The street was formerly the location of the Tichfield Chapel, which was built by William Franks facing Wheatley Street. In 1773, he sold it to John Sarson who owned the stable-yard in Little Marylebone Street. It became the Welbeck Chapel around 1800 and in 1817 was transferred to the Crown. It was renovated and in 1831 was renamed St James's Church. Thomas Hartwell Horne spent part of his early clerical career there and Hugh Reginald Haweis officiated from 1866, who has been described as the "most prominent exponent of spiritualism among London clergy". The church was highly successful under Haweis and was renovated again in 1870–71 with the installation of new stained-glass windows and later in the decade George Gilbert Scott Jr. drew-up designs for a new exterior. The church stagnated under the later years of Haweis's tenure after he was affected by scandal, and it closed two years after his death in 1901. It was demolished around 1907. Records relating to the church are held by the British National Archives.

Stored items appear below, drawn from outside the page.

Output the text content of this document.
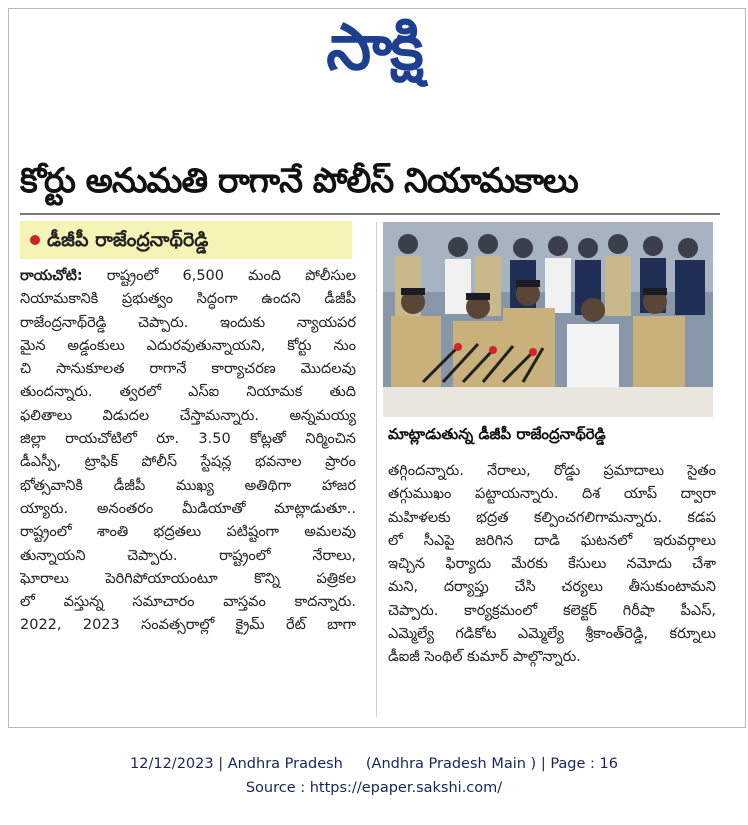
సాక్షి
కోర్టు అనుమతి రాగానే పోలీస్ నియామకాలు
డీజీపీ రాజేంద్రనాథ్‌రెడ్డి
రాయచోటి: రాష్ట్రంలో 6,500 మంది పోలీసుల
నియామకానికి ప్రభుత్వం సిద్ధంగా ఉందని డీజీపీ
రాజేంద్రనాథ్‌రెడ్డి చెప్పారు. ఇందుకు న్యాయపర
మైన అడ్డంకులు ఎదురవుతున్నాయని, కోర్టు నుం
చి సానుకూలత రాగానే కార్యాచరణ మొదలవు
తుందన్నారు. త్వరలో ఎస్ఐ నియామక తుది
ఫలితాలు విడుదల చేస్తామన్నారు. అన్నమయ్య
జిల్లా రాయచోటిలో రూ. 3.50 కోట్లతో నిర్మించిన
డీఎస్పీ, ట్రాఫిక్ పోలీస్ స్టేషన్ల భవనాల ప్రారం
భోత్సవానికి డీజీపీ ముఖ్య అతిథిగా హాజర
య్యారు. అనంతరం మీడియాతో మాట్లాడుతూ..
రాష్ట్రంలో శాంతి భద్రతలు పటిష్టంగా అమలవు
తున్నాయని చెప్పారు. రాష్ట్రంలో నేరాలు,
ఘోరాలు పెరిగిపోయాయంటూ కొన్ని పత్రికల
లో వస్తున్న సమాచారం వాస్తవం కాదన్నారు.
2022, 2023 సంవత్సరాల్లో క్రైమ్ రేట్ బాగా
మాట్లాడుతున్న డీజీపీ రాజేంద్రనాథ్‌రెడ్డి
తగ్గిందన్నారు. నేరాలు, రోడ్డు ప్రమాదాలు సైతం
తగ్గుముఖం పట్టాయన్నారు. దిశ యాప్ ద్వారా
మహిళలకు భద్రత కల్పించగలిగామన్నారు. కడప
లో సీఎపై జరిగిన దాడి ఘటనలో ఇరువర్గాలు
ఇచ్చిన ఫిర్యాదు మేరకు కేసులు నమోదు చేశా
మని, దర్యాప్తు చేసి చర్యలు తీసుకుంటామని
చెప్పారు. కార్యక్రమంలో కలెక్టర్ గిరీషా పీఎస్,
ఎమ్మెల్యే గడికోట ఎమ్మెల్యే శ్రీకాంత్‌రెడ్డి, కర్నూలు
డీఐజీ సెంథిల్ కుమార్ పాల్గొన్నారు.
12/12/2023 | Andhra Pradesh     (Andhra Pradesh Main ) | Page : 16
Source : https://epaper.sakshi.com/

It is the former home of the National Heart Hospital, which moved there from Soho Square in 1914, and occupies the site left vacant by the demolition of St James's Church. During the First World War it became a centre for the treatment of military recruits with heart problems. In 1968, Donald Ross and his team carried out Britain's first heart transplant there. That day, on 3 May 1968, traffic stood still while the ambulance arrived with the donor heart, and photographs of the street appeared in the Sun, Daily Mail and Daily Express. The hospital moved to the Fulham Road, London, in 1991 and after a period of private ownership the hospital in 2001 re-entered the National Health Service, where it is known as University College Hospital at Westmoreland Street.

Westmoreland Street and Wheatley Street were seriously damaged by German bombing during the Second World War with the whole of Wheatley Street marked as damaged to some degree. Numbers 18 to 28 on the south side of Wheatley at the Westmoreland end were hit in September 1940 during the Blitz and marked as "damaged beyond repair" on the London County Council's bomb damage maps but were rebuilt in duplicate in 1948. The maps also show blast damage to other buildings on the west side of Westmoreland Street and to a row of six buildings on the east side of the street opposite the entrance to Wheatley Street, including the hospital. The King's Head public house at 13 Westmoreland Street, on the corner with Wheatley Street, was badly damaged and required partial rebuilding.